ReplyDeleteyou are awesome and that is all i have to say about that ;)
ReplyDeleteglad that you found a creative way to reach out to the masses and i hope you can make a shit ton of $ off of it in the near future. maybe you can be on 30 rock or something!
in the interim.. i invite you to read my dating tragedies. http://beantownsocialite.com
much <3 and prosperity
@kris10haley
great post! =)
ReplyDeleteObviously, this is amazing & I believe totally factual!
ReplyDeleteI loved it!
ReplyDelete+1 for Fearless Burrito as best descriptive phrase evar on H+0.5!
I *also* love getting to appear intellectually superior to my friends on FB for posting your links -- allows me to be all like "oh, I TOTES watch this blog like a squirrel on crack -- cuz I have my finger on the pulse of the web donchaknow?"
Rob 'Scared-Shitless Tacquito' Norton
Dear Allie,
ReplyDeleteI'm a 34 year old woman. I went to get my taxes done last week and was wearing one of your Ahm A Nadle tshirts. The receptionist, who was a good ten years older, recognized my shirt from your blog. Ha! Just thought you'd get a kick out of that.
Great post. :)
Love,
Bex
I have been waiting so long for this! I'm very excited to see it. The art is beautiful, thank you so much for all you do.
ReplyDeleteHahaha...this was hilarious! Thank you so much - your posts never fail to make my day better.
ReplyDeleteI love the: "I could use her as a sort of Trojan horse and tag along under the guise of concern" line. Also, the after thought: "Oh, and there were spiders there the whole time."

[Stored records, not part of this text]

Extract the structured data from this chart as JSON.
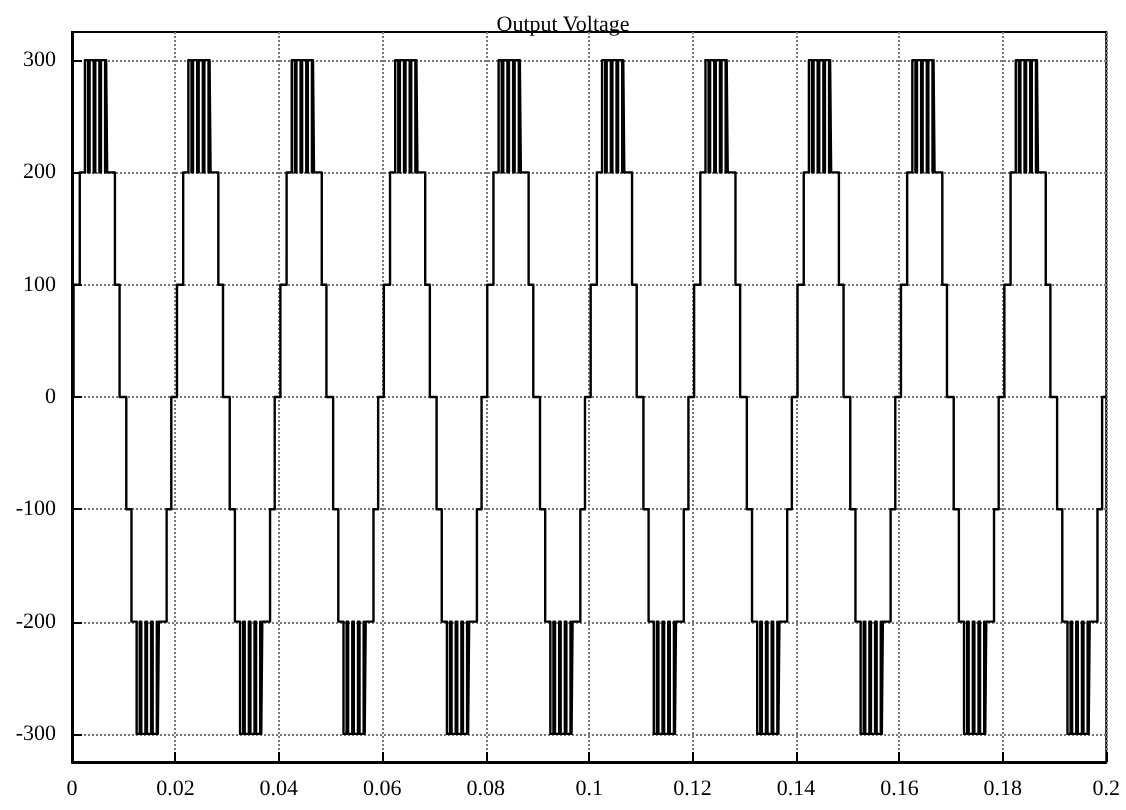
{
  "chart_data": {
    "type": "step",
    "title": "Output Voltage",
    "x": [
      0,
      0.0003,
      0.0015,
      0.0025,
      0.0031,
      0.0034,
      0.0042,
      0.0045,
      0.0053,
      0.0056,
      0.0064,
      0.0066,
      0.0068,
      0.0083,
      0.0092,
      0.0105,
      0.0115,
      0.0125,
      0.0131,
      0.0134,
      0.0142,
      0.0145,
      0.0153,
      0.0156,
      0.0164,
      0.0166,
      0.0168,
      0.0183,
      0.0192,
      0.0203,
      0.0215,
      0.0225,
      0.0231,
      0.0234,
      0.0242,
      0.0245,
      0.0253,
      0.0256,
      0.0264,
      0.0266,
      0.0268,
      0.0283,
      0.0292,
      0.0305,
      0.0315,
      0.0325,
      0.0331,
      0.0334,
      0.0342,
      0.0345,
      0.0353,
      0.0356,
      0.0364,
      0.0366,
      0.0368,
      0.0383,
      0.0392,
      0.0403,
      0.0415,
      0.0425,
      0.0431,
      0.0434,
      0.0442,
      0.0445,
      0.0453,
      0.0456,
      0.0464,
      0.0466,
      0.0468,
      0.0483,
      0.0492,
      0.0505,
      0.0515,
      0.0525,
      0.0531,
      0.0534,
      0.0542,
      0.0545,
      0.0553,
      0.0556,
      0.0564,
      0.0566,
      0.0568,
      0.0583,
      0.0592,
      0.0603,
      0.0615,
      0.0625,
      0.0631,
      0.0634,
      0.0642,
      0.0645,
      0.0653,
      0.0656,
      0.0664,
      0.0666,
      0.0668,
      0.0683,
      0.0692,
      0.0705,
      0.0715,
      0.0725,
      0.0731,
      0.0734,
      0.0742,
      0.0745,
      0.0753,
      0.0756,
      0.0764,
      0.0766,
      0.0768,
      0.0783,
      0.0792,
      0.0803,
      0.0815,
      0.0825,
      0.0831,
      0.0834,
      0.0842,
      0.0845,
      0.0853,
      0.0856,
      0.0864,
      0.0866,
      0.0868,
      0.0883,
      0.0892,
      0.0905,
      0.0915,
      0.0925,
      0.0931,
      0.0934,
      0.0942,
      0.0945,
      0.0953,
      0.0956,
      0.0964,
      0.0966,
      0.0968,
      0.0983,
      0.0992,
      0.1003,
      0.1015,
      0.1025,
      0.1031,
      0.1034,
      0.1042,
      0.1045,
      0.1053,
      0.1056,
      0.1064,
      0.1066,
      0.1068,
      0.1083,
      0.1092,
      0.1105,
      0.1115,
      0.1125,
      0.1131,
      0.1134,
      0.1142,
      0.1145,
      0.1153,
      0.1156,
      0.1164,
      0.1166,
      0.1168,
      0.1183,
      0.1192,
      0.1203,
      0.1215,
      0.1225,
      0.1231,
      0.1234,
      0.1242,
      0.1245,
      0.1253,
      0.1256,
      0.1264,
      0.1266,
      0.1268,
      0.1283,
      0.1292,
      0.1305,
      0.1315,
      0.1325,
      0.1331,
      0.1334,
      0.1342,
      0.1345,
      0.1353,
      0.1356,
      0.1364,
      0.1366,
      0.1368,
      0.1383,
      0.1392,
      0.1403,
      0.1415,
      0.1425,
      0.1431,
      0.1434,
      0.1442,
      0.1445,
      0.1453,
      0.1456,
      0.1464,
      0.1466,
      0.1468,
      0.1483,
      0.1492,
      0.1505,
      0.1515,
      0.1525,
      0.1531,
      0.1534,
      0.1542,
      0.1545,
      0.1553,
      0.1556,
      0.1564,
      0.1566,
      0.1568,
      0.1583,
      0.1592,
      0.1603,
      0.1615,
      0.1625,
      0.1631,
      0.1634,
      0.1642,
      0.1645,
      0.1653,
      0.1656,
      0.1664,
      0.1666,
      0.1668,
      0.1683,
      0.1692,
      0.1705,
      0.1715,
      0.1725,
      0.1731,
      0.1734,
      0.1742,
      0.1745,
      0.1753,
      0.1756,
      0.1764,
      0.1766,
      0.1768,
      0.1783,
      0.1792,
      0.1803,
      0.1815,
      0.1825,
      0.1831,
      0.1834,
      0.1842,
      0.1845,
      0.1853,
      0.1856,
      0.1864,
      0.1866,
      0.1868,
      0.1883,
      0.1892,
      0.1905,
      0.1915,
      0.1925,
      0.1931,
      0.1934,
      0.1942,
      0.1945,
      0.1953,
      0.1956,
      0.1964,
      0.1966,
      0.1968,
      0.1983,
      0.1992,
      0.2
    ],
    "values": [
      0,
      100,
      200,
      300,
      200,
      300,
      200,
      300,
      200,
      300,
      200,
      300,
      200,
      100,
      0,
      -100,
      -200,
      -300,
      -200,
      -300,
      -200,
      -300,
      -200,
      -300,
      -200,
      -300,
      -200,
      -100,
      0,
      100,
      200,
      300,
      200,
      300,
      200,
      300,
      200,
      300,
      200,
      300,
      200,
      100,
      0,
      -100,
      -200,
      -300,
      -200,
      -300,
      -200,
      -300,
      -200,
      -300,
      -200,
      -300,
      -200,
      -100,
      0,
      100,
      200,
      300,
      200,
      300,
      200,
      300,
      200,
      300,
      200,
      300,
      200,
      100,
      0,
      -100,
      -200,
      -300,
      -200,
      -300,
      -200,
      -300,
      -200,
      -300,
      -200,
      -300,
      -200,
      -100,
      0,
      100,
      200,
      300,
      200,
      300,
      200,
      300,
      200,
      300,
      200,
      300,
      200,
      100,
      0,
      -100,
      -200,
      -300,
      -200,
      -300,
      -200,
      -300,
      -200,
      -300,
      -200,
      -300,
      -200,
      -100,
      0,
      100,
      200,
      300,
      200,
      300,
      200,
      300,
      200,
      300,
      200,
      300,
      200,
      100,
      0,
      -100,
      -200,
      -300,
      -200,
      -300,
      -200,
      -300,
      -200,
      -300,
      -200,
      -300,
      -200,
      -100,
      0,
      100,
      200,
      300,
      200,
      300,
      200,
      300,
      200,
      300,
      200,
      300,
      200,
      100,
      0,
      -100,
      -200,
      -300,
      -200,
      -300,
      -200,
      -300,
      -200,
      -300,
      -200,
      -300,
      -200,
      -100,
      0,
      100,
      200,
      300,
      200,
      300,
      200,
      300,
      200,
      300,
      200,
      300,
      200,
      100,
      0,
      -100,
      -200,
      -300,
      -200,
      -300,
      -200,
      -300,
      -200,
      -300,
      -200,
      -300,
      -200,
      -100,
      0,
      100,
      200,
      300,
      200,
      300,
      200,
      300,
      200,
      300,
      200,
      300,
      200,
      100,
      0,
      -100,
      -200,
      -300,
      -200,
      -300,
      -200,
      -300,
      -200,
      -300,
      -200,
      -300,
      -200,
      -100,
      0,
      100,
      200,
      300,
      200,
      300,
      200,
      300,
      200,
      300,
      200,
      300,
      200,
      100,
      0,
      -100,
      -200,
      -300,
      -200,
      -300,
      -200,
      -300,
      -200,
      -300,
      -200,
      -300,
      -200,
      -100,
      0,
      100,
      200,
      300,
      200,
      300,
      200,
      300,
      200,
      300,
      200,
      300,
      200,
      100,
      0,
      -100,
      -200,
      -300,
      -200,
      -300,
      -200,
      -300,
      -200,
      -300,
      -200,
      -300,
      -200,
      -100,
      0,
      0
    ],
    "color": "#000000",
    "xlim": [
      0,
      0.2
    ],
    "xticks": [
      0,
      0.02,
      0.04,
      0.06,
      0.08,
      0.1,
      0.12,
      0.14,
      0.16,
      0.18,
      0.2
    ],
    "ylim": [
      -325,
      325
    ],
    "yticks": [
      -300,
      -200,
      -100,
      0,
      100,
      200,
      300
    ],
    "grid": true,
    "marker": "none",
    "line_style": "solid"
  }
}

ReplyDeleteThe dead bodies, skeletons, blood are brilliant. The black and white panel "All of these things want to kill you" with all the glistening teeth is some of your best artwork yet. :D
Love, love, love the new post - hilarious and wonderful. Thanks, Allie!
Tara
The sequence where you almost don't notice your sister climbing up next to you had to make you laugh while drawing it...and when you were going berserk in your invincible state...and...all of it. Too funny!
ReplyDeleteThis was hilarious!!!! I think I was afraid of my closet till I was 14!
ReplyDeleteAnd my sisters have DEFINITELY been happy AT me. :)
If it makes you feel any better, after reading that story I probably won't sleep tonight!